- Associated Press - Tuesday, January 20, 2015

HOUSTON (AP) — Shares of Halliburton rallied Tuesday after the oilfield services company reported its fourth-quarter profit rose 14 percent in a performance that exceeded Wall Street expectations.

The Houston-based company, which operates in an energy sector hit hard by months of plunging oil prices, also warned that 2015 will be a challenging year for its industry. It said it took $129 million in restructuring charges in the recently completed quarter to temper expected business declines.

Halliburton Chairman and CEO Dave Lesar said Tuesday morning during a conference call that his company’s customers have chopped their capital expenditure budgets 25 percent to 30 percent, as they adjust their spending to deal with falling commodity prices.

He said the length of the downturn was hard to predict, but his company remains in “great financial position.”

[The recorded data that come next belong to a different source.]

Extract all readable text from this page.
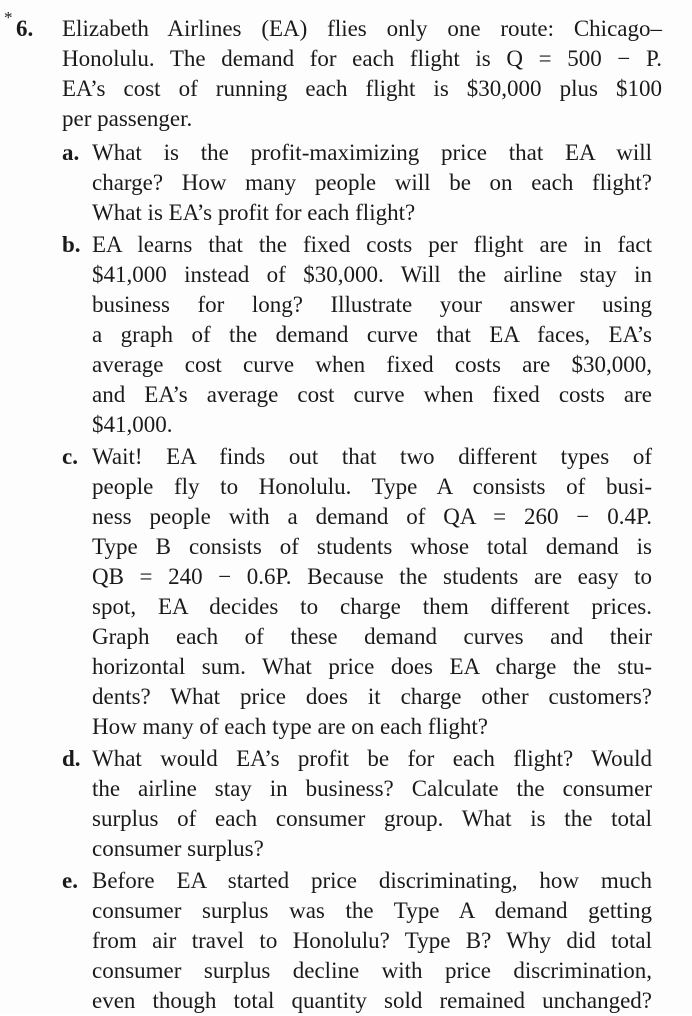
* 6. Elizabeth Airlines (EA) flies only one route: Chicago–
Honolulu. The demand for each flight is Q = 500 − P.
EA’s cost of running each flight is $30,000 plus $100
per passenger.
a. What is the profit-maximizing price that EA will
charge? How many people will be on each flight?
What is EA’s profit for each flight?
b. EA learns that the fixed costs per flight are in fact
$41,000 instead of $30,000. Will the airline stay in
business for long? Illustrate your answer using
a graph of the demand curve that EA faces, EA’s
average cost curve when fixed costs are $30,000,
and EA’s average cost curve when fixed costs are
$41,000.
c. Wait! EA finds out that two different types of
people fly to Honolulu. Type A consists of busi-
ness people with a demand of QA = 260 − 0.4P.
Type B consists of students whose total demand is
QB = 240 − 0.6P. Because the students are easy to
spot, EA decides to charge them different prices.
Graph each of these demand curves and their
horizontal sum. What price does EA charge the stu-
dents? What price does it charge other customers?
How many of each type are on each flight?
d. What would EA’s profit be for each flight? Would
the airline stay in business? Calculate the consumer
surplus of each consumer group. What is the total
consumer surplus?
e. Before EA started price discriminating, how much
consumer surplus was the Type A demand getting
from air travel to Honolulu? Type B? Why did total
consumer surplus decline with price discrimination,
even though total quantity sold remained unchanged?
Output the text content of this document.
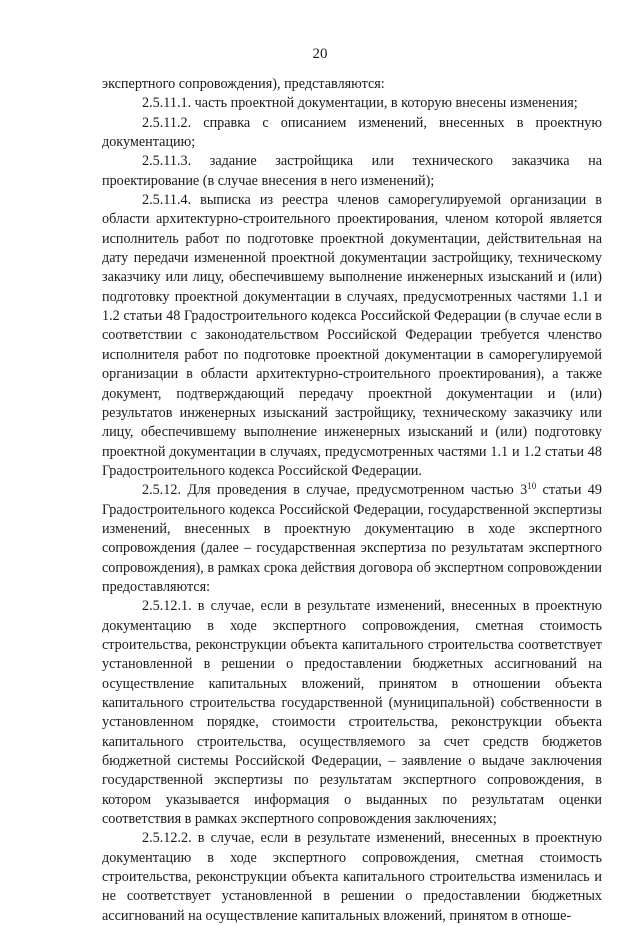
20

экспертного сопровождения), представляются:

2.5.11.1. часть проектной документации, в которую внесены изменения;

2.5.11.2. справка с описанием изменений, внесенных в проектную документацию;

2.5.11.3. задание застройщика или технического заказчика на проектирование (в случае внесения в него изменений);

2.5.11.4. выписка из реестра членов саморегулируемой организации в области архитектурно-строительного проектирования, членом которой является исполнитель работ по подготовке проектной документации, действительная на дату передачи измененной проектной документации застройщику, техническому заказчику или лицу, обеспечившему выполнение инженерных изысканий и (или) подготовку проектной документации в случаях, предусмотренных частями 1.1 и 1.2 статьи 48 Градостроительного кодекса Российской Федерации (в случае если в соответствии с законодательством Российской Федерации требуется членство исполнителя работ по подготовке проектной документации в саморегулируемой организации в области архитектурно-строительного проектирования), а также документ, подтверждающий передачу проектной документации и (или) результатов инженерных изысканий застройщику, техническому заказчику или лицу, обеспечившему выполнение инженерных изысканий и (или) подготовку проектной документации в случаях, предусмотренных частями 1.1 и 1.2 статьи 48 Градостроительного кодекса Российской Федерации.

2.5.12. Для проведения в случае, предусмотренном частью $3^{10}$ статьи 49 Градостроительного кодекса Российской Федерации, государственной экспертизы изменений, внесенных в проектную документацию в ходе экспертного сопровождения (далее – государственная экспертиза по результатам экспертного сопровождения), в рамках срока действия договора об экспертном сопровождении предоставляются:

2.5.12.1. в случае, если в результате изменений, внесенных в проектную документацию в ходе экспертного сопровождения, сметная стоимость строительства, реконструкции объекта капитального строительства соответствует установленной в решении о предоставлении бюджетных ассигнований на осуществление капитальных вложений, принятом в отношении объекта капитального строительства государственной (муниципальной) собственности в установленном порядке, стоимости строительства, реконструкции объекта капитального строительства, осуществляемого за счет средств бюджетов бюджетной системы Российской Федерации, – заявление о выдаче заключения государственной экспертизы по результатам экспертного сопровождения, в котором указывается информация о выданных по результатам оценки соответствия в рамках экспертного сопровождения заключениях;

2.5.12.2. в случае, если в результате изменений, внесенных в проектную документацию в ходе экспертного сопровождения, сметная стоимость строительства, реконструкции объекта капитального строительства изменилась и не соответствует установленной в решении о предоставлении бюджетных ассигнований на осуществление капитальных вложений, принятом в отноше-
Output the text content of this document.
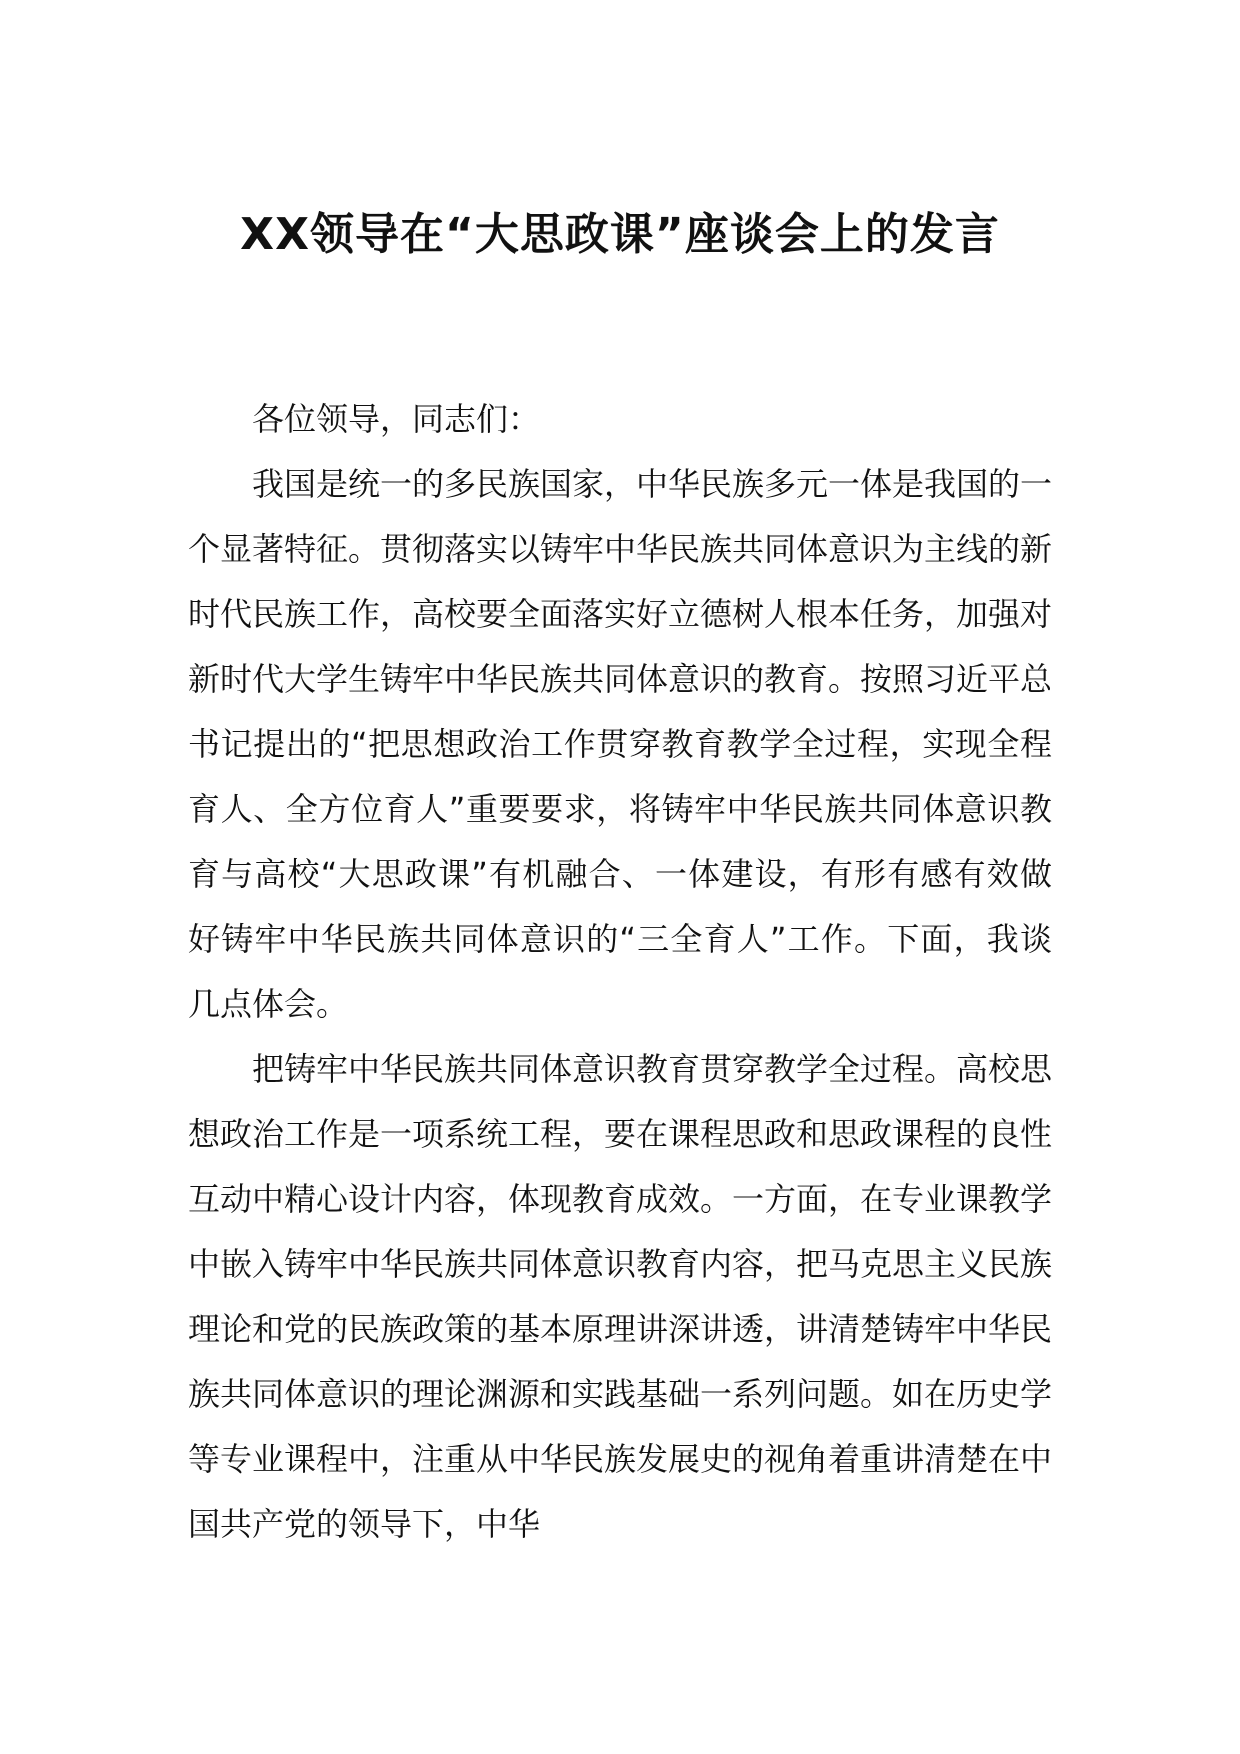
XX领导在“大思政课”座谈会上的发言

各位领导，同志们：

我国是统一的多民族国家，中华民族多元一体是我国的一个显著特征。贯彻落实以铸牢中华民族共同体意识为主线的新时代民族工作，高校要全面落实好立德树人根本任务，加强对新时代大学生铸牢中华民族共同体意识的教育。按照习近平总书记提出的“把思想政治工作贯穿教育教学全过程，实现全程育人、全方位育人”重要要求，将铸牢中华民族共同体意识教育与高校“大思政课”有机融合、一体建设，有形有感有效做好铸牢中华民族共同体意识的“三全育人”工作。下面，我谈几点体会。

把铸牢中华民族共同体意识教育贯穿教学全过程。高校思想政治工作是一项系统工程，要在课程思政和思政课程的良性互动中精心设计内容，体现教育成效。一方面，在专业课教学中嵌入铸牢中华民族共同体意识教育内容，把马克思主义民族理论和党的民族政策的基本原理讲深讲透，讲清楚铸牢中华民族共同体意识的理论渊源和实践基础一系列问题。如在历史学等专业课程中，注重从中华民族发展史的视角着重讲清楚在中国共产党的领导下，中华
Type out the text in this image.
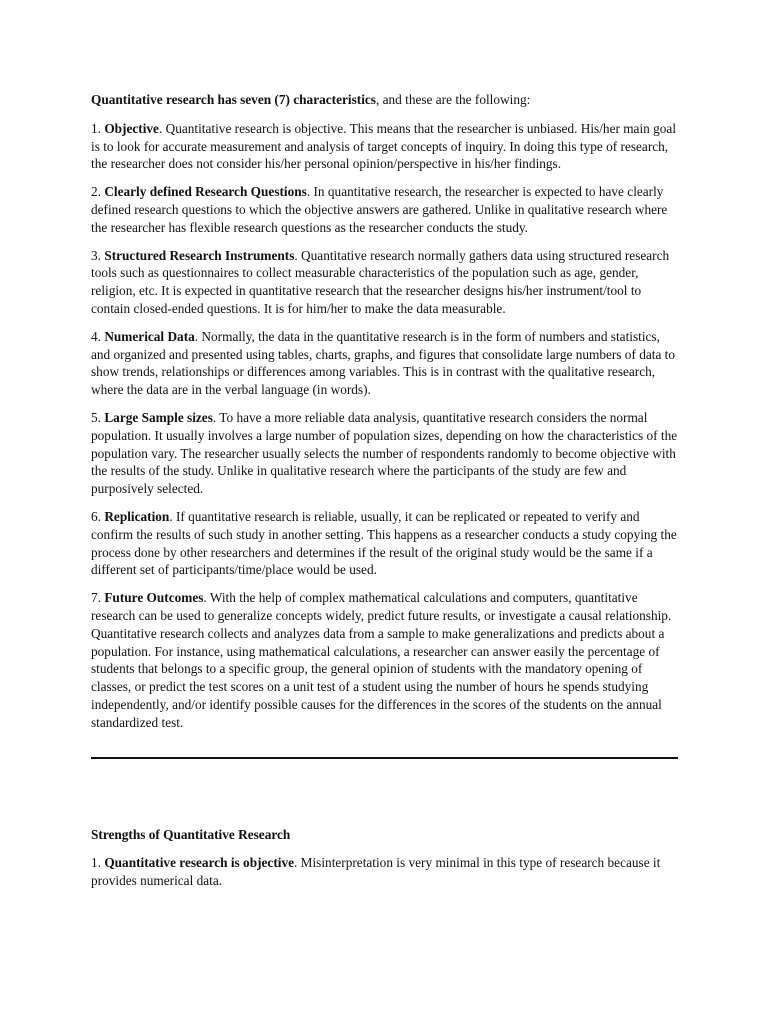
Quantitative research has seven (7) characteristics, and these are the following:

1. Objective. Quantitative research is objective. This means that the researcher is unbiased. His/her main goal is to look for accurate measurement and analysis of target concepts of inquiry. In doing this type of research, the researcher does not consider his/her personal opinion/perspective in his/her findings.

2. Clearly defined Research Questions. In quantitative research, the researcher is expected to have clearly defined research questions to which the objective answers are gathered. Unlike in qualitative research where the researcher has flexible research questions as the researcher conducts the study.

3. Structured Research Instruments. Quantitative research normally gathers data using structured research tools such as questionnaires to collect measurable characteristics of the population such as age, gender, religion, etc. It is expected in quantitative research that the researcher designs his/her instrument/tool to contain closed-ended questions. It is for him/her to make the data measurable.

4. Numerical Data. Normally, the data in the quantitative research is in the form of numbers and statistics, and organized and presented using tables, charts, graphs, and figures that consolidate large numbers of data to show trends, relationships or differences among variables. This is in contrast with the qualitative research, where the data are in the verbal language (in words).

5. Large Sample sizes. To have a more reliable data analysis, quantitative research considers the normal population. It usually involves a large number of population sizes, depending on how the characteristics of the population vary. The researcher usually selects the number of respondents randomly to become objective with the results of the study. Unlike in qualitative research where the participants of the study are few and purposively selected.

6. Replication. If quantitative research is reliable, usually, it can be replicated or repeated to verify and confirm the results of such study in another setting. This happens as a researcher conducts a study copying the process done by other researchers and determines if the result of the original study would be the same if a different set of participants/time/place would be used.

7. Future Outcomes. With the help of complex mathematical calculations and computers, quantitative research can be used to generalize concepts widely, predict future results, or investigate a causal relationship. Quantitative research collects and analyzes data from a sample to make generalizations and predicts about a population. For instance, using mathematical calculations, a researcher can answer easily the percentage of students that belongs to a specific group, the general opinion of students with the mandatory opening of classes, or predict the test scores on a unit test of a student using the number of hours he spends studying independently, and/or identify possible causes for the differences in the scores of the students on the annual standardized test.

Strengths of Quantitative Research

1. Quantitative research is objective. Misinterpretation is very minimal in this type of research because it provides numerical data.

Halliburton said last month that it cut about 1,000 employees from its workforce in the Eastern hemisphere due to the tough market environment. A company spokeswoman said the cuts had nothing to do with its pending acquisition of rival oilfield services provider Baker Hughes.

Halliburton Co. did book $19 million in costs tied to that deal, a $34.6 billion acquisition the companies announced in November.

For the fourth quarter, Halliburton earned $901 million, or $1.06 per share, which was up from $793 million, or 93 cents per share, in the previous year’s quarter.

Earnings adjusted for one-time gains and costs totaled $1.19 per share.

Analysts expected, on average, $1.11 per share, according to Zacks Investment Research.

The provider of drilling services to oil and gas operators posted revenue of $8.77 billion in the period, which met Street forecasts.

Operating earnings from the company’s completion and production business jumped 30 percent to $991 million in the quarter, which helped balance an 18 percent drop from the drilling and evaluation side.

Halliburton shares rose 35 cents to $39.48 in afternoon trading Tuesday, while broader trading indexes slipped. The stock had declined more than 20 percent over the last 12 months before markets opened Tuesday.